Man, this guy was intolerable at so many levels. Every question Meg asked had only earned her a grunt or stone-cold silence. For as short and squat as he was, Zapata was quick. And pushy. And rude!

He had no problem poking her with that damned pistol he’d pulled out of his rear holster, urging her to walk faster. Growling like a bear, other times snorting like a pig when she faltered and lost her footing. And spitting. Always spitting. Yet he wasn’t chewing tobacco, at least not the kind she was familiar with. Whatever he kept stuffing in his cheek, it was black and nasty when it spewed out of his mouth. Looked as if he’d hocked up thick, black phlegm. The jerk took no precaution to keep her or Dominic from seeing it either. Just hocked it up while he walked, and spit it, sometimes into her path. Where she might slip and fall trying to avoid the mess. Keeping up with this creep was getting harder and harder to do. Gross!

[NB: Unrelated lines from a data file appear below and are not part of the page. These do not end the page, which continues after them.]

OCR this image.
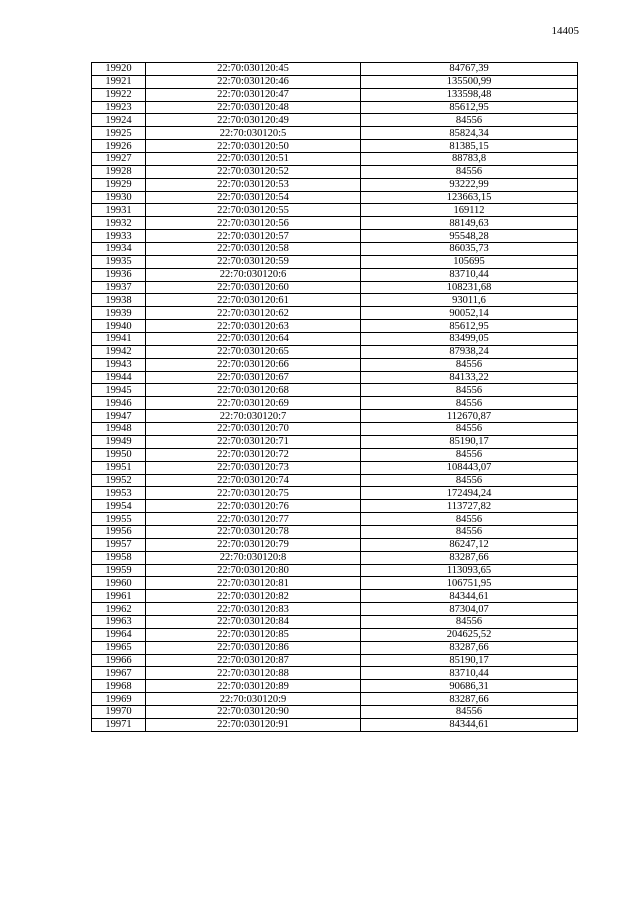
14405
19920	22:70:030120:45	84767,39
19921	22:70:030120:46	135500,99
19922	22:70:030120:47	133598,48
19923	22:70:030120:48	85612,95
19924	22:70:030120:49	84556
19925	22:70:030120:5	85824,34
19926	22:70:030120:50	81385,15
19927	22:70:030120:51	88783,8
19928	22:70:030120:52	84556
19929	22:70:030120:53	93222,99
19930	22:70:030120:54	123663,15
19931	22:70:030120:55	169112
19932	22:70:030120:56	88149,63
19933	22:70:030120:57	95548,28
19934	22:70:030120:58	86035,73
19935	22:70:030120:59	105695
19936	22:70:030120:6	83710,44
19937	22:70:030120:60	108231,68
19938	22:70:030120:61	93011,6
19939	22:70:030120:62	90052,14
19940	22:70:030120:63	85612,95
19941	22:70:030120:64	83499,05
19942	22:70:030120:65	87938,24
19943	22:70:030120:66	84556
19944	22:70:030120:67	84133,22
19945	22:70:030120:68	84556
19946	22:70:030120:69	84556
19947	22:70:030120:7	112670,87
19948	22:70:030120:70	84556
19949	22:70:030120:71	85190,17
19950	22:70:030120:72	84556
19951	22:70:030120:73	108443,07
19952	22:70:030120:74	84556
19953	22:70:030120:75	172494,24
19954	22:70:030120:76	113727,82
19955	22:70:030120:77	84556
19956	22:70:030120:78	84556
19957	22:70:030120:79	86247,12
19958	22:70:030120:8	83287,66
19959	22:70:030120:80	113093,65
19960	22:70:030120:81	106751,95
19961	22:70:030120:82	84344,61
19962	22:70:030120:83	87304,07
19963	22:70:030120:84	84556
19964	22:70:030120:85	204625,52
19965	22:70:030120:86	83287,66
19966	22:70:030120:87	85190,17
19967	22:70:030120:88	83710,44
19968	22:70:030120:89	90686,31
19969	22:70:030120:9	83287,66
19970	22:70:030120:90	84556
19971	22:70:030120:91	84344,61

“Please,” she said, panting while poor Dom sweated against her. They hadn’t been allowed one chance to catch their breaths, and Dom was frightened. He had yet to loosen his stranglehold around her neck, and his head, now hatless, kept bumping under her chin. Jolting her when she stumbled. Not that Meg minded. She was just winded, and her left side had grown weaker during this forced march. She didn’t have a lot of strength or balance left.

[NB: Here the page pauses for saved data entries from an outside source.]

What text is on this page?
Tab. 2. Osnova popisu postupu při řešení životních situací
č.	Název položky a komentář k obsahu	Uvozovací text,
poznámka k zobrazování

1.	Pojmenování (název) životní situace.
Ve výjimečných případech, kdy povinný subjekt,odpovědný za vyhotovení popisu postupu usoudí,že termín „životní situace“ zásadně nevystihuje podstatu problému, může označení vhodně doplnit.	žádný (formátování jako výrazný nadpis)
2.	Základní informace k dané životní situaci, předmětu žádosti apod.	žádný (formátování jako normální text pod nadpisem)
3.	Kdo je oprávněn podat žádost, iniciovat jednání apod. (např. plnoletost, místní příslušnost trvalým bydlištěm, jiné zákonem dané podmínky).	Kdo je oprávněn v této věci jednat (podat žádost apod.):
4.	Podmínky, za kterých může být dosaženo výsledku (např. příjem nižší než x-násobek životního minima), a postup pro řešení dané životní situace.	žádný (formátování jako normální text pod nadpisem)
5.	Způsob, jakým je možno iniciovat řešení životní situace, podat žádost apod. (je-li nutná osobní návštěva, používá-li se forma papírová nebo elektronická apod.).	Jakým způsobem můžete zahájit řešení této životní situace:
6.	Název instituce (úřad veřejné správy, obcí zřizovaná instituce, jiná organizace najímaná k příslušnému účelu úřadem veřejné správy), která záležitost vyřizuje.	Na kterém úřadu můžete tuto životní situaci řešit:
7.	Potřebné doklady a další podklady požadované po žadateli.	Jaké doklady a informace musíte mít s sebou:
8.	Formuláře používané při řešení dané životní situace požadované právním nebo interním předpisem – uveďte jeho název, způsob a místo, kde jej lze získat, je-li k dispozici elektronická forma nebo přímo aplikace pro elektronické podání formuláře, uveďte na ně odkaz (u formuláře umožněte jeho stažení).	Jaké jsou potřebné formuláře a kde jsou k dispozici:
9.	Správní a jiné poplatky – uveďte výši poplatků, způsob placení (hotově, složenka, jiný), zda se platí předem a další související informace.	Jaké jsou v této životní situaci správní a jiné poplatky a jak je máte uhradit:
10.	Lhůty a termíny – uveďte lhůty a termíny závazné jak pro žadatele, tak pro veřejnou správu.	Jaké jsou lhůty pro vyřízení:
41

“Please,” she wheezed, trying again. “My boy, err, your son, needs to rest. You’re scaring him and he’s frightened. He needs a drink.”

The asshat leading the charge up this bushy hill never slowed. Didn’t even hesitate or acknowledge that he’d heard. Just kept going.

That did it. With a loud sigh, Meg dropped to her haunches and pulled the only bottle of water that Zapata the Troll had allowed her to grab, out of the flimsy bag flapping off her back. It’d sure be nice if there were more in that bag, but at least, Dom wouldn’t go thirsty. Yet, anyway.

Casting an evil glare back at her, Zapata growled. “Walk,cadela!”

Again with the name calling.

“No,” she told him right back. “Your son needs a break, and so do I. I’ve had a stroke, you idiot. I can’t walk as fast or as long as you can, and neither can Dominic. We’re taking a break, and then we’ll walk and walk some more. Got it?” She tossed that at him with attitude.

With a grunt, the troll lowered his ass to the dirt uphill, glaring down at her like a damned black human-thundercloud. Grunting. Picking something black and disgusting from between his pointed fangs again. Still spitting.

Oh, sweet Jesus.Meg had heard that the Krahô Indians, one of Brazil’s indigenous tribes, chewed some kind of psychedelic plants for their shaman rituals. Was that what he’d been chewing and spitting all this time? Or was this guy high on the cocaine produced from coca shrubs grown in this region? Was he hallucinating? On some other drugs? Or was he just plain cruel like Orlando?

He flicked his black-stained fingertips at her, his sneer as hate-filled and as lethal as the second she’d first laid eyes on him. Yup. Just plain cruel. She’d heard stories of Domingo’s brutality, each worse than the last. This was going to be a long day.